Friday, February 27, 2015

To Girls Who Love Boys They Shouldn't

One day, you’ll meet a guy who can smell the want you wear on your wrists like perfume.



He’ll talk to you under the guise that he noticed you from across the bar. He’ll tell you he likes the way your hair glows despite the dim lights, the way you look up at him through your eyelashes. You’ll drink it all in, loving the way his hand feels on the small of your back, wondering what his voice sounds like in the morning.



Later, when you’re talking beneath the sheets - soft voices and softer skin - he’ll say your eyes remind him of the sun setting on an autumn day, that your lips remind him of the roses his mother used to grow in the garden when he was a child.



You crave his touch for days, weeks. You feel intoxicated every time your phone lights up with his name; you feel drained every time he pulls on his jeans and walks out the door. You try not to notice how he changes the subject when you ask what he loves, what he fears, what he feels.



A year from now, you’ll laugh when you think about how he knew how you liked when he kissed the inside of your thighs, but couldn’t name your favorite movie. How he only showed up when the sun had set and he could see your silhouette from the moon that shone through the window in your bedroom. How he wouldn’t answer for days, only to show up with a beer and an apologetic smile and a kiss to the inside of your wrist when you wandered into the bar.



He’s the one that leaves, he’s always the one that leaves and you wish every single day that you had that option but you don’t. The boy has become an addiction, has thrummed through your veins every day since you met him. Leaving isn’t a possibility, was never a possibility.

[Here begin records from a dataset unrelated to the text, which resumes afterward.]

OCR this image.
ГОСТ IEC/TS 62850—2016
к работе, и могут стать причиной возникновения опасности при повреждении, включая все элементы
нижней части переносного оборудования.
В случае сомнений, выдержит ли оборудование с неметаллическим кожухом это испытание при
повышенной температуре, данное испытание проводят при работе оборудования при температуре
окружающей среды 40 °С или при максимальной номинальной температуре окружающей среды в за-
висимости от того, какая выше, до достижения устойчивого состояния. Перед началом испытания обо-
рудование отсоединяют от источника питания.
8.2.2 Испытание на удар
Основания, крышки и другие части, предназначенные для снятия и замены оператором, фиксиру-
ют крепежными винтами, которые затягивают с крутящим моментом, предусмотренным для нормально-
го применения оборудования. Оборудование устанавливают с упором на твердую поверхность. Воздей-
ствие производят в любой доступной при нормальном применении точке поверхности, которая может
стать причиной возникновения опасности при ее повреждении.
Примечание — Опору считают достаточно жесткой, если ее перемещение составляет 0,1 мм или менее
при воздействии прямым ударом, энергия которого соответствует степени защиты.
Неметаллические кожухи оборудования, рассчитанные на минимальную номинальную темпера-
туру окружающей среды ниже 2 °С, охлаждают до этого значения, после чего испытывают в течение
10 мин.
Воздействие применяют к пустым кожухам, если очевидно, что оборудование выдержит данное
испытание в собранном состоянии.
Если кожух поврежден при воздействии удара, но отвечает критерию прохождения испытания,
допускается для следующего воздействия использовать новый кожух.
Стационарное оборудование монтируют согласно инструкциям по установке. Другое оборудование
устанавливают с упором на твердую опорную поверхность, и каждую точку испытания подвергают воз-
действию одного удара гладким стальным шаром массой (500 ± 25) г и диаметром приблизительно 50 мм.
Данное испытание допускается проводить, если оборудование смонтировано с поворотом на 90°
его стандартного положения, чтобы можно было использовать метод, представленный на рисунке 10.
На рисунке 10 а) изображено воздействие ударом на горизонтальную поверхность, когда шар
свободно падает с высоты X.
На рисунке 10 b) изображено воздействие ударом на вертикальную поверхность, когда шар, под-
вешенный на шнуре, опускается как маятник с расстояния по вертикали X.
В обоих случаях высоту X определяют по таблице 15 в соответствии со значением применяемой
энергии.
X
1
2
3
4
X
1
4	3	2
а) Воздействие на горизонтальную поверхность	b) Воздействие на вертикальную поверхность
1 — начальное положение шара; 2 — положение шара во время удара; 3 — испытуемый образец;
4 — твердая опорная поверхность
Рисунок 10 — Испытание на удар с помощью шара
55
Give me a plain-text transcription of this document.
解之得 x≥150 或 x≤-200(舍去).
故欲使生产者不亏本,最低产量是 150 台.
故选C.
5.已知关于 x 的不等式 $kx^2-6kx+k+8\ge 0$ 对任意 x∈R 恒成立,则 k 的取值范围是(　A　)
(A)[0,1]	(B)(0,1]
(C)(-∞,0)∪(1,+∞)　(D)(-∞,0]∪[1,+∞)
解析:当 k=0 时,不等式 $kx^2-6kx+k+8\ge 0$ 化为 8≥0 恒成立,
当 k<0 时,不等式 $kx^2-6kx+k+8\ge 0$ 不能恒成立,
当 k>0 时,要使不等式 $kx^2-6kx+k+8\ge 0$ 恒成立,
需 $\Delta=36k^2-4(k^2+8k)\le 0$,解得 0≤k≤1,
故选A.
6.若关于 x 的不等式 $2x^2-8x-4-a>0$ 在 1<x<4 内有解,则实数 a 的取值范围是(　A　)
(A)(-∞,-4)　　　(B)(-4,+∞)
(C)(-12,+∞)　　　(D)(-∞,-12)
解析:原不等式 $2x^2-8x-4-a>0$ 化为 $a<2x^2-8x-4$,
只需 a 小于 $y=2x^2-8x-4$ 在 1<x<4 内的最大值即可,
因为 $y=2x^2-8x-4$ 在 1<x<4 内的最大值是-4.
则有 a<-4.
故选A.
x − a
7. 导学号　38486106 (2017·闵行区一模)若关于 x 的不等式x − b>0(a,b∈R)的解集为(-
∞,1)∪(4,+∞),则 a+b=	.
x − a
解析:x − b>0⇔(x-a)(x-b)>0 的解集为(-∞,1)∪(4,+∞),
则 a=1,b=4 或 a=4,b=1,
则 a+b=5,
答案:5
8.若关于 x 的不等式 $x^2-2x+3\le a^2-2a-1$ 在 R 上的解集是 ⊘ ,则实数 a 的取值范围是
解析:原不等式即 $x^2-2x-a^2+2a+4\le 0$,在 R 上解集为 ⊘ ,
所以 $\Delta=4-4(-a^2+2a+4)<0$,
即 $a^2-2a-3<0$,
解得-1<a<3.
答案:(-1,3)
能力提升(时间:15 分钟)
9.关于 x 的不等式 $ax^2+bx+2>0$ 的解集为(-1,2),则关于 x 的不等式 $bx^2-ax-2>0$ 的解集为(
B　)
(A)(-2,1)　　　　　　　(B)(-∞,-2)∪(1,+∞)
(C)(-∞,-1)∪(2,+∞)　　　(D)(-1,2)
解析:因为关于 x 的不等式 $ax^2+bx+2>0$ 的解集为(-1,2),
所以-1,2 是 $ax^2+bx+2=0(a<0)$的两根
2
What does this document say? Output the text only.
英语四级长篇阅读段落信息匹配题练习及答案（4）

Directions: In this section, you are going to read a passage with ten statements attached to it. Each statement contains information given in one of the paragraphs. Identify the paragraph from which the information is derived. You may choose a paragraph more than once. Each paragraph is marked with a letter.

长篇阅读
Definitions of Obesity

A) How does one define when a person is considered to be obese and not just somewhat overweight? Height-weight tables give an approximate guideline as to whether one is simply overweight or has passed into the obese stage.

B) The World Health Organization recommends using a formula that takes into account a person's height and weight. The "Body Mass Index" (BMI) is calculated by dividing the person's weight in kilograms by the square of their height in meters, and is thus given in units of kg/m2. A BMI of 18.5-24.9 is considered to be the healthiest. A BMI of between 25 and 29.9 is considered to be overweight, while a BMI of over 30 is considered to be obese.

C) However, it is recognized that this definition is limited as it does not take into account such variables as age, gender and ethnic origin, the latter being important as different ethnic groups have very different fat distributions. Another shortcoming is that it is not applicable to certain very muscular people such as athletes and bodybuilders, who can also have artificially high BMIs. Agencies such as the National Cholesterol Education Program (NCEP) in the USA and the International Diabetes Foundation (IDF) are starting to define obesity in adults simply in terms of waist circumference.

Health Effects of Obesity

You’ll smile when he tells you how his girlfriend’s laugh sounds like wind chimes, how she loves Sixteen Candles and has a funny little freckle that sits between her breasts. You hope he doesn’t notice that the glass of wine hasn’t left your lips for more than a second since the conversation has started, hope he doesn’t notice how your voice trembles when you tell him you’re happy for him.



You comply with the boys from the coffee shops, bars, libraries around town. You can see it in their eyes that your smile isn’t convincing when you laugh at their jokes, but their mouths are warm and their sheets remind you of him. You hear the whispers, you know where they’re coming from. Damaged, he says. Sad, broken, torn. You choke on the truth; the rest swallow it like water.



It’s been 236 days, 14 hours, 12 minutes and 6 seconds since you last spoke to him. You’ve stopped letting the shower run until the water is cold. Your hands are no longer jittery, your affinity for vodka has run dry. You’re not whole, but you are well on your way. The warmth has begun to spread back into your bones, and you smile often. You remember when you could count how many times your smile saw the light of day on one hand.



Your hair still glows, you’ve grown to like your eyes and your lips remind you of gerberas, because you won’t let him stuff you into a cliché. When you see him in the bar, your eyes don’t flicker with panic. You shake out your hair and the bounce in your step isn’t a masquerade, it’s genuine. When you feel the ghost of his touch on your wrist, you shake away the feeling and smile as you tell the bartender, “Whiskey, please.”



412 days, 22 hours, 16 minutes and 18 seconds since you’ve last spoke to him, and you are whole. There is a boy that loves Harry Potter, who dreams of owning a house on the beach and who is (secretly) afraid of bees. You are whole.